The latest company to join the Big Tech mass firing trend is IBM, who has cut nearly 4,000 jobs after missing its annual cash target.
This week, the computer company announced that it would be laying off 3,900 individuals, which amounts to around 1.5 percent of its workforce. These cuts are estimated to lead to a $300 million charge during the January to March period.
Although it sounds like a very large cut, the fact that the company’s shares fell 2 percent following the news prompted some analysts to conclude that investors wanted to see bigger cost-cutting measures.
Investing.com Senior Analyst Jesse Cohen said: “It seems as if the market is disappointed by the size of its announced job cuts, which only amounted to 1.5 percent of its workforce.”
The company’s cash flow for 2022 was $9.3 billion, which was well below its $10 billion target and stemmed from working capital needs that were higher than expected. In addition, their forecasted annual revenue growth fell below the 12 percent that was reported last year.
IBM has seen its software and consulting business’s growth slowing down, although there were some positive movements in cloud spending, with its hybrid cloud revenue climbing 2 percent during the quarter that ended on December 31.
However, a spokesperson for IBM told CNN that the cuts were related to the reorganization of two business units and were “not an action based on 2022 performance or 2023 expectations.” The affected units were their IT infrastructure services business Kyndryl and their healthcare analytics business, which is being acquired by an investment firm.
IBM CEO Arvind Krishna noted that the company’s lack of a consumer business gives them confidence, saying that most of their clients expect to “emerge stronger.”
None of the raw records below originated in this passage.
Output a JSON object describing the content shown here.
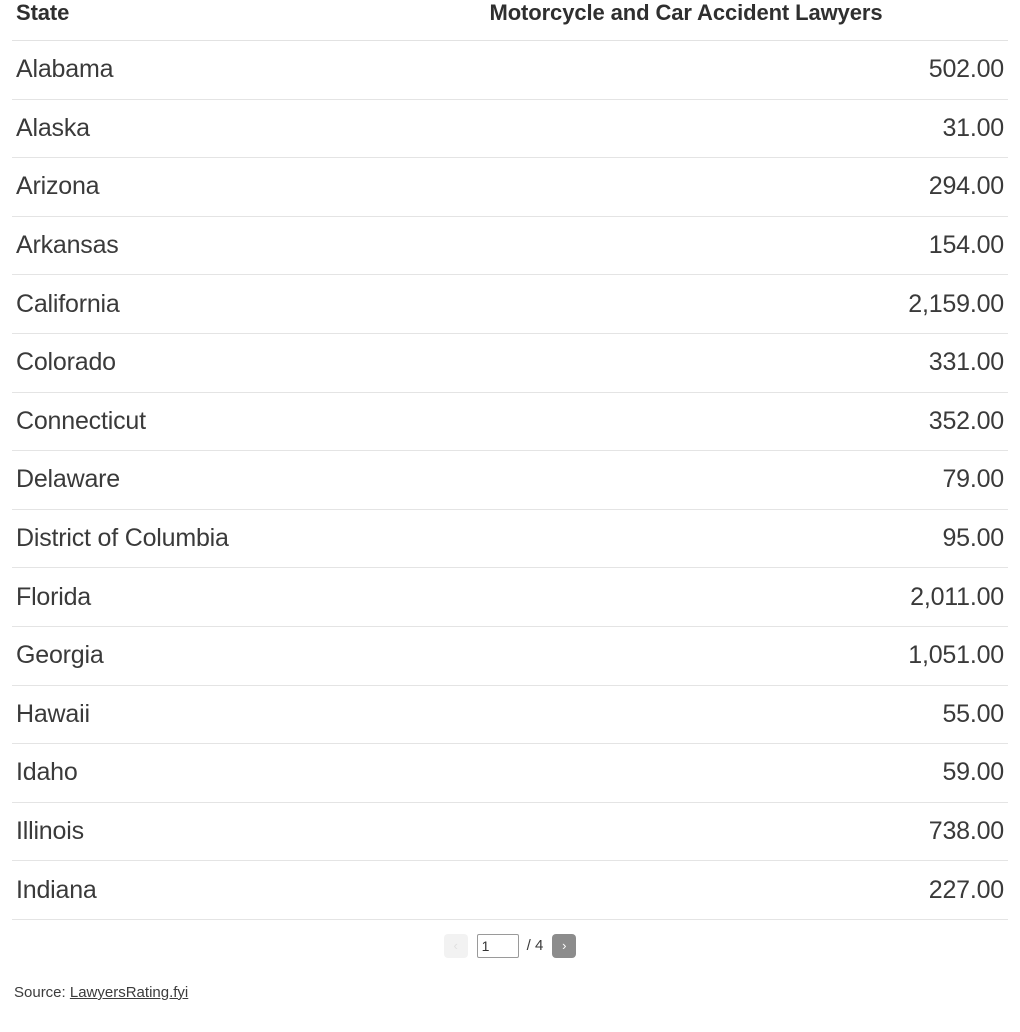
{
  "table": {
    "columns": [
      {
        "key": "state",
        "label": "State",
        "align": "left"
      },
      {
        "key": "value",
        "label": "Motorcycle and Car Accident Lawyers",
        "align": "center"
      }
    ],
    "rows": [
      {
        "state": "Alabama",
        "value": "502.00"
      },
      {
        "state": "Alaska",
        "value": "31.00"
      },
      {
        "state": "Arizona",
        "value": "294.00"
      },
      {
        "state": "Arkansas",
        "value": "154.00"
      },
      {
        "state": "California",
        "value": "2,159.00"
      },
      {
        "state": "Colorado",
        "value": "331.00"
      },
      {
        "state": "Connecticut",
        "value": "352.00"
      },
      {
        "state": "Delaware",
        "value": "79.00"
      },
      {
        "state": "District of Columbia",
        "value": "95.00"
      },
      {
        "state": "Florida",
        "value": "2,011.00"
      },
      {
        "state": "Georgia",
        "value": "1,051.00"
      },
      {
        "state": "Hawaii",
        "value": "55.00"
      },
      {
        "state": "Idaho",
        "value": "59.00"
      },
      {
        "state": "Illinois",
        "value": "738.00"
      },
      {
        "state": "Indiana",
        "value": "227.00"
      }
    ]
  },
  "pagination": {
    "prev_label": "‹",
    "next_label": "›",
    "current_page": "1",
    "total_pages_label": "/ 4",
    "total_pages": "4"
  },
  "footer": {
    "source_prefix": "Source: ",
    "source_link_text": "LawyersRating.fyi"
  },
  "colors": {
    "text": "#3a3a3a",
    "header_text": "#2f2f2f",
    "row_border": "#e4e4e4",
    "next_button_bg": "#8c8c8c",
    "prev_button_bg": "#f2f2f2",
    "background": "#ffffff"
  }
}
“So I think, consequently, we might be seeing a little bit different subset of the economy than those who might have a large direct exposure to a consumer business,” he noted.
IBM joins other Big Tech names in laying off thousands of workers
The layoffs at IBM are just the latest in a series of similar announcements from major tech firms like Microsoft, Google and Amazon. Earlier this week, the music streaming service Spotify announced that it would be culling 6 percent of staff, which amounted to 600 jobs, as its advertisers reduce their spending. The move will see them take on $38 million in charges related to severance.
Earlier this month, Microsoft began laying off 10,000 employees in the face of the current economic climate and slowing customer demand. These layoffs impacted 5 percent of the company’s global workforce and followed a previous round of layoffs that affected 1000 employees across different divisions last year.
CEO Satya Nadella wrote in a company memo: “We’re also seeing organizations in every industry and geography exercise caution as some parts of the world are in a recession and other parts are anticipating one.”
Last week, Alphabet, the parent company of Google, announced that it would be cutting 12,000 jobs in a brutal round of layoffs that are expected to affect its engineering, products and recruiting teams.
Retail giant Amazon, meanwhile, announced layoffs that will affect more than 18,000 jobs at the company, and Facebook parent company Meta said it would be cutting more than 11,000 employees, or 13 percent of its workforce, last November in the face of rising costs and a weak advertising market.
Rideshare firm Lyft recently laid off 13 percent of its workforce, while cloud software company Salesforce cut 10 percent of its workforce, which amounted to 8,000 workers, due in part to over-hiring during the pandemic.
Apple is one of the few tech companies that has yet to announce major layoffs, but their CEO, Tim Cook, announced that they have been slowing their hiring.